Blog

From Elastic Compute to Specialised Compute

Written by Klecha & Co. | Jan 19, 2026 10:14:22 AM

When cloud computing emerged in the late 2000s, its economic value derived from elasticity: virtualised resources abstracted hardware, allowing enterprises to rent compute as needed.

This model thrived on homogeneity, standard CPUs, commoditised storage, and vast datacentres managed at global scale. Artificial intelligence dismantles this assumption.

Model training requires tightly coupled clusters of accelerators; inference demands low-latency distribution. The cloud’s historic abstraction, “compute as a service”, now becomes a bottleneck, as performance depends on physical topology.

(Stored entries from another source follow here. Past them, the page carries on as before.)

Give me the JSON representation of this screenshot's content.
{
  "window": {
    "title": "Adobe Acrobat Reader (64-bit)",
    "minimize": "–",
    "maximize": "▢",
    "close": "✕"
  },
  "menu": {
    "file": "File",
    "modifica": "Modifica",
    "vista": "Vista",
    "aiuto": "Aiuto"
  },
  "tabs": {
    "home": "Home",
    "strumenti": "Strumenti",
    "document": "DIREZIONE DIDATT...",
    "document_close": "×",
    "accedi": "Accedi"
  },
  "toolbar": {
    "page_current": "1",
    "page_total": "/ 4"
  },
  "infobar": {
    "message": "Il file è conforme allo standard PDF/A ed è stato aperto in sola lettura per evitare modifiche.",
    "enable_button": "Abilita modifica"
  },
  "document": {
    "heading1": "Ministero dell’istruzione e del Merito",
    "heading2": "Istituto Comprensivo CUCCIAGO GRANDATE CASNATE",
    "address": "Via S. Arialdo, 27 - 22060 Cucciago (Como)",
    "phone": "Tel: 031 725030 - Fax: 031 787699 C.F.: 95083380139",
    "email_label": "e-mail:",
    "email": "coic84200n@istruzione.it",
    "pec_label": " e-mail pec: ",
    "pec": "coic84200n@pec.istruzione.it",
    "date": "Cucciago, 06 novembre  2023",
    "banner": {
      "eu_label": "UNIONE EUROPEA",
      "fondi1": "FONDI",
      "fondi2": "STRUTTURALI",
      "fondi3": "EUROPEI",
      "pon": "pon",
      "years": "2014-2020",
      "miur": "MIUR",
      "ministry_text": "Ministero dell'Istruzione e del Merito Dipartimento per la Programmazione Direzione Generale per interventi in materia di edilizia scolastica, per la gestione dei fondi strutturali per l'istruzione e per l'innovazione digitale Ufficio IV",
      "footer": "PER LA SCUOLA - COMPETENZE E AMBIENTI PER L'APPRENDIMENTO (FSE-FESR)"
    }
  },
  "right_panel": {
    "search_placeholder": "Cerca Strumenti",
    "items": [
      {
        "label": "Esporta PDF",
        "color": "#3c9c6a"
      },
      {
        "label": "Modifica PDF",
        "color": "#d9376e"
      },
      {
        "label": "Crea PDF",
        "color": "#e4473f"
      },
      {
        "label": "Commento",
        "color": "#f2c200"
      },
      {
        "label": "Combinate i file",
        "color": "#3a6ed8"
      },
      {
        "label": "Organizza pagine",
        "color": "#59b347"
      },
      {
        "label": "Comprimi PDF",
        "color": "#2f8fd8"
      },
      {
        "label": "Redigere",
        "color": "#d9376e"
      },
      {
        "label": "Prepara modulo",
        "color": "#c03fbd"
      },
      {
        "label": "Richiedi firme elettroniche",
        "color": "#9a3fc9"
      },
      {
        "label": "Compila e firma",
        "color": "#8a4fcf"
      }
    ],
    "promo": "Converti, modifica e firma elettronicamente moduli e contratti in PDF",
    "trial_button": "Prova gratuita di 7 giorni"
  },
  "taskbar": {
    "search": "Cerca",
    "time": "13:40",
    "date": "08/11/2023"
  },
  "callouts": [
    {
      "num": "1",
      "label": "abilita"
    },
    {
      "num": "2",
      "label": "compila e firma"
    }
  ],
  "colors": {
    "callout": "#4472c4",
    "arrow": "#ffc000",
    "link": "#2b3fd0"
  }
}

AI workloads are spatially sensitive: moving data hundreds of kilometers adds milliseconds that degrade real-time inference. Consequently, hyperscalers are redesigning datacentres around zoned specialisation, GPU superpods for training, near-edge nodes for inference, and storage tiers optimised for high-bandwidth data pipelines.

In 2025, over 40 percent of new datacentre investment by hyperscalers is allocated to GPU-dense configurations [9]. Microsoft’s Arizona West region, for example, dedicates 60 percent of its rack capacity to AI accelerators, while Amazon’s Nova infrastructure integrates custom Trainium 2 and
Inferentia 3 chips to reduce token-processing costs by 70 percent.

These shifts represent not incremental upgrades but a complete re-architecture of cloud physical design.